Purveyors Of Mythical Masculinity

Stephen Arterburn

Myths about masculinity flourish in our culture due to their well-developed root system. If we want to stop these distortions that cause men such confusion and anger, they must be identified and addressed at their roots.

 Today’s boys learn to be men primarily from dad’s example and mom’s instruction. Therefore the home is an important source of a boy’s understanding of masculinity.  Due to divorce and misplaced priorities, many boys don’t spend much or any time with dad. The message they often “catch” is that achieving a successful career, financial security, and comfortable lifestyle are more important than God, marriage, children, and friends. Moms can indirectly affirm these messages by endorsing such misplaced priorities, or grooming their sons to be tough and hardened—to be the man of the house since dad’s not around. Another source of a boy’s understanding of masculinity is the media. When men aren’t portrayed as stoic machos or sleazy playboys, they’re often bumbling, spineless numbskulls—embarrassments to their wives, kids, and bosses. Can you think of a balanced, intelligent male, TV character who has integrity, conviction, and the respect of his family and community?  Never underestimate how powerful these influences are, or how much they’ve influenced your view of masculinity, and never give family, society, or the media the final word about true masculinity. That belongs to Scripture.

Big Boys Don’t Cry

Stephen Arterburn

Masculine mythologies affect our emotions. From their earliest years boys are warned against being sissies or crybabies. They’re encouraged to be tough. Displays of emotion, and often affection, are for girls. “Your sister can hug and kiss Grandpa,” many tough, World War II fathers said, “but you’re a man, so you just shake his hand.”
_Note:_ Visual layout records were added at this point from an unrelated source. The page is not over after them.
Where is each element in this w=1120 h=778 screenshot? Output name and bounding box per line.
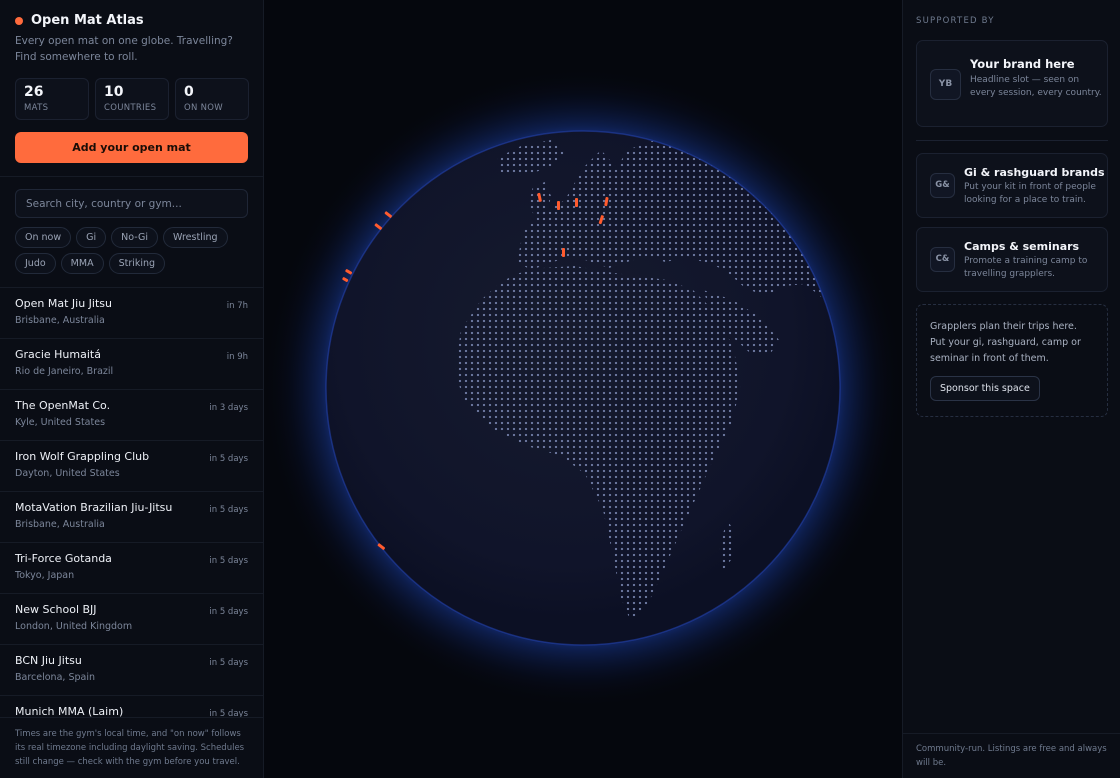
stat-mats: 26 MATS bbox=[15, 78, 89, 120]
sponsor-title: Camps & seminars bbox=[964, 240, 1080, 253]
mat-marker[interactable] bbox=[557, 201, 560, 210]
stat-value: 26 bbox=[24, 84, 44, 100]
footnote: Times are the gym's local time, and "on … bbox=[0, 717, 263, 778]
stat-value: 10 bbox=[104, 84, 124, 100]
filter-chip-striking[interactable]: Striking bbox=[108, 253, 166, 274]
mat-location: Dayton, United States bbox=[15, 468, 120, 479]
list-item[interactable]: Iron Wolf Grappling Club Dayton, United … bbox=[0, 441, 263, 492]
globe-stage[interactable] bbox=[265, 0, 902, 778]
sponsor-desc: Put your kit in front of people looking … bbox=[964, 182, 1096, 205]
mat-location: Tokyo, Japan bbox=[15, 570, 75, 581]
mat-time: in 5 days bbox=[209, 556, 248, 566]
list-item[interactable]: The OpenMat Co. Kyle, United States in 3… bbox=[0, 390, 263, 441]
mat-list: Open Mat Jiu Jitsu Brisbane, Australia i… bbox=[0, 288, 263, 747]
list-item[interactable]: New School BJJ London, United Kingdom in… bbox=[0, 594, 263, 645]
filter-chip-on-now[interactable]: On now bbox=[15, 227, 72, 248]
mat-time: in 3 days bbox=[209, 403, 248, 413]
search-input[interactable] bbox=[15, 189, 248, 218]
community-note: Community-run. Listings are free and alw… bbox=[903, 733, 1120, 778]
brand-dot-icon bbox=[15, 16, 23, 25]
sponsor-desc: Promote a training camp to travelling gr… bbox=[964, 256, 1088, 279]
mat-time: in 5 days bbox=[209, 454, 248, 464]
mat-time: in 5 days bbox=[209, 658, 248, 668]
list-item[interactable]: Gracie Humaitá Rio de Janeiro, Brazil in… bbox=[0, 339, 263, 390]
mat-name: Gracie Humaitá bbox=[15, 348, 101, 361]
app-title: Open Mat Atlas bbox=[31, 13, 144, 28]
divider bbox=[0, 176, 263, 177]
sponsor-badge: C& bbox=[930, 247, 955, 272]
divider bbox=[916, 140, 1108, 141]
stat-label: MATS bbox=[24, 103, 49, 113]
app-root: Open Mat Atlas Every open mat on one glo… bbox=[0, 0, 1120, 778]
mat-location: Brisbane, Australia bbox=[15, 315, 105, 326]
mat-marker[interactable] bbox=[562, 248, 565, 257]
stat-countries: 10 COUNTRIES bbox=[95, 78, 169, 120]
mat-location: Brisbane, Australia bbox=[15, 519, 105, 530]
sponsor-this-space-button[interactable]: Sponsor this space bbox=[930, 376, 1040, 401]
mat-time: in 5 days bbox=[209, 505, 248, 515]
list-item[interactable]: Tri-Force Gotanda Tokyo, Japan in 5 days bbox=[0, 543, 263, 594]
list-item[interactable]: BCN Jiu Jitsu Barcelona, Spain in 5 days bbox=[0, 645, 263, 696]
mat-marker[interactable] bbox=[575, 198, 578, 207]
sponsor-title: Your brand here bbox=[970, 57, 1075, 71]
sponsor-badge: YB bbox=[930, 69, 961, 100]
filter-chip-judo[interactable]: Judo bbox=[15, 253, 56, 274]
sponsor-title: Gi & rashguard brands bbox=[964, 166, 1105, 179]
supported-by-heading: SUPPORTED BY bbox=[916, 16, 995, 26]
mat-location: Kyle, United States bbox=[15, 417, 106, 428]
filter-chip-no-gi[interactable]: No-Gi bbox=[111, 227, 159, 248]
headline-sponsor-card[interactable]: YB Your brand here Headline slot — seen … bbox=[916, 40, 1108, 127]
sponsor-desc: Headline slot — seen on every session, e… bbox=[970, 75, 1102, 98]
filter-chip-wrestling[interactable]: Wrestling bbox=[163, 227, 228, 248]
mat-time: in 5 days bbox=[209, 607, 248, 617]
sponsor-badge: G& bbox=[930, 173, 955, 198]
mat-name: Open Mat Jiu Jitsu bbox=[15, 297, 113, 310]
stat-on-now: 0 ON NOW bbox=[175, 78, 249, 120]
tagline: Every open mat on one globe. Travelling?… bbox=[15, 35, 233, 63]
sponsor-card-camps[interactable]: C& Camps & seminars Promote a training c… bbox=[916, 227, 1108, 292]
sponsor-pitch: Grapplers plan their trips here. Put you… bbox=[916, 304, 1108, 417]
stat-label: COUNTRIES bbox=[104, 103, 157, 113]
sponsor-card-gi-brands[interactable]: G& Gi & rashguard brands Put your kit in… bbox=[916, 153, 1108, 218]
stat-label: ON NOW bbox=[184, 103, 224, 113]
mat-location: Barcelona, Spain bbox=[15, 672, 95, 683]
filter-chip-gi[interactable]: Gi bbox=[76, 227, 107, 248]
list-item[interactable]: Open Mat Jiu Jitsu Brisbane, Australia i… bbox=[0, 288, 263, 339]
sidebar: Open Mat Atlas Every open mat on one glo… bbox=[0, 0, 264, 778]
stat-value: 0 bbox=[184, 84, 194, 100]
add-open-mat-button[interactable]: Add your open mat bbox=[15, 132, 248, 163]
globe[interactable] bbox=[265, 0, 902, 778]
list-item[interactable]: MotaVation Brazilian Jiu-Jitsu Brisbane,… bbox=[0, 492, 263, 543]
mat-location: London, United Kingdom bbox=[15, 621, 133, 632]
mat-time: in 7h bbox=[226, 301, 248, 311]
mat-location: Rio de Janeiro, Brazil bbox=[15, 366, 114, 377]
mat-time: in 9h bbox=[226, 352, 248, 362]
filter-chip-mma[interactable]: MMA bbox=[60, 253, 104, 274]
brand: Open Mat Atlas bbox=[15, 13, 144, 28]
sponsor-panel: SUPPORTED BY YB Your brand here Headline… bbox=[902, 0, 1120, 778]
filter-chips: On now Gi No-Gi Wrestling Judo MMA Strik… bbox=[15, 227, 255, 274]
stats-row: 26 MATS 10 COUNTRIES 0 ON NOW bbox=[15, 78, 249, 120]
pitch-text: Grapplers plan their trips here. Put you… bbox=[930, 321, 1081, 364]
A friend of mine grappled with this myth when his best friend was diagnosed with a brain tumor. “When I found out about Eric’s condition,” he reflected, “I was calm and collected on the outside. I kept my emotions well hidden. But on the inside I was falling apart…I knew Eric was in for a struggle. I wanted to give him a hug and tell him I loved him. But I had all my years as a tough, strong man working against me. If Eric had been a girl, I wouldn’t have had a problem sharing my feelings…But since Eric was a man, everything inside me told me that is was inappropriate for me to express my affection to him.”

Fortunately Eric recovered and my friend was able to tell him face-to-face that he loved him. But he had to do some growing up before he was ready to do so.
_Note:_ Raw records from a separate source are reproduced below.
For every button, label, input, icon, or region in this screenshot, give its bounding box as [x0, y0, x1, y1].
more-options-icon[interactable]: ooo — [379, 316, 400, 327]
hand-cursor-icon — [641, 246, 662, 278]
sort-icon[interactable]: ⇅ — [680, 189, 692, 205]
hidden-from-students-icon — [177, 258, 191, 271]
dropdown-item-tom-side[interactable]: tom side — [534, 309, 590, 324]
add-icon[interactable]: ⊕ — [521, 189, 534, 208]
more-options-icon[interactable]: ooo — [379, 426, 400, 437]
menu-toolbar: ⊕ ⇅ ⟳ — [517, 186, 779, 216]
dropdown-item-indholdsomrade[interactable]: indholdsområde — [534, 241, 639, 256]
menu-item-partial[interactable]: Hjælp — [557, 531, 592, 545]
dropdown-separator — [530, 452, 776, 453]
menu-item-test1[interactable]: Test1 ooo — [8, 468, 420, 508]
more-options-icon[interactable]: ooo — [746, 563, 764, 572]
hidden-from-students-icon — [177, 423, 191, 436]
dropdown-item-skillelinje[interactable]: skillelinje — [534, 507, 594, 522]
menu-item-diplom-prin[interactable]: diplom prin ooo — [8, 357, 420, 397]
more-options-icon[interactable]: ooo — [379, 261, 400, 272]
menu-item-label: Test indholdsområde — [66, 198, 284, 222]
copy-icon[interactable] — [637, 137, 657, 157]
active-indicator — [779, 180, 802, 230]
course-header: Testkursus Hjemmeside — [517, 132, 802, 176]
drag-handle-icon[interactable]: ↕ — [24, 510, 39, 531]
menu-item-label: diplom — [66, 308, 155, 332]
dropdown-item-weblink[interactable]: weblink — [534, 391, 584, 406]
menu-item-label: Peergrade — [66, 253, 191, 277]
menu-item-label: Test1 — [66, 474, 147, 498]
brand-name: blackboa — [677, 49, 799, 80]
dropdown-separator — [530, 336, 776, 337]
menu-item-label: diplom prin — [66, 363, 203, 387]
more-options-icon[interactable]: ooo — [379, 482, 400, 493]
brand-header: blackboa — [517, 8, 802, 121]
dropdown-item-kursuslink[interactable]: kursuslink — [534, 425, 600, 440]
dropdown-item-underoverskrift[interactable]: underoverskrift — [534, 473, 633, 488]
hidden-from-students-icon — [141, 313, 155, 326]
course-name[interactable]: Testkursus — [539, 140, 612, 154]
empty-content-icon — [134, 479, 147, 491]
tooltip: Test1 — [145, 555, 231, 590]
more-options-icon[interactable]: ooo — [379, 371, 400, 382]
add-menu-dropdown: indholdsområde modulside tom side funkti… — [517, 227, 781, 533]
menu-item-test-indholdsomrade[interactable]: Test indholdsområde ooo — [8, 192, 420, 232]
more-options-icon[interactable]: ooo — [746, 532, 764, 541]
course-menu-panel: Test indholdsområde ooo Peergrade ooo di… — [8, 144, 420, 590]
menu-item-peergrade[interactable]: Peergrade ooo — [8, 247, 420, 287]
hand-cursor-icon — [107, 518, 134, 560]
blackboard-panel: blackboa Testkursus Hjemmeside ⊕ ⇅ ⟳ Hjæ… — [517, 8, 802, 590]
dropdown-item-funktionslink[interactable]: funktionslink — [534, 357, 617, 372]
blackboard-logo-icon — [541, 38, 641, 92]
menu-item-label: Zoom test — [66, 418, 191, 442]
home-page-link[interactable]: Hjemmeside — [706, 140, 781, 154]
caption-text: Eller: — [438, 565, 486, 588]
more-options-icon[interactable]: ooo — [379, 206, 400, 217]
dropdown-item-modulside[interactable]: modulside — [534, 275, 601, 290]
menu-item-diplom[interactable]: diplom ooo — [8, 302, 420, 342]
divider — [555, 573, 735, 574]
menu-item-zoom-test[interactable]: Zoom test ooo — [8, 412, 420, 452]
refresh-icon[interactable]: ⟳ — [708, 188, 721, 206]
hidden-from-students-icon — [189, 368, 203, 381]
Men, your emotions aren’t signs of weakness. They’re natural, normal human expressions. When you deny or suppress them you’re not being manly—actually just the opposite is true. Believe me, real men can and do cry!

Real Men Are Always

Stephen Arterburn

The masculine stereotype demands that men are healthy, strong, and self-sufficient. Admissions of weakness are seen as contradictions of manliness. Yet listen to these findings by Dr. David Forrester: ·         By age six, boys perceive themselves less vulnerable to illness and injury than girls.·         Men experience more accidental injuries and coronary artery disease than women.·         Men die more frequently than women from an array of respiratory illnesses.·         A higher proportion of men suffer from physical limitations due to chronic conditions.·         Men engage in more physical activities characterized by risk, aggression, and violence than do women.·         The average women will outlive the average man by seven to eight years.·         And yet, men see physicians less often, take fewer days off from work, and spend less time convalescing in bed than women! Men are expected to be rough-and-tumble, which exposes them to heightened potential for illness and injury. The expectation to be competitive and self-reliant discourages any admission of weakness or incapacitation. Therefore, countless men everyday deny their ailments, ignore medical care, and disregard time they need to recover from sickness and injury.  Men, part of coming to terms with what it means to be a man requires coming to terms with your physical limitations and weaknesses. The myth that men are physically invulnerable is dangerous. Have you bought into this masculine stereotype?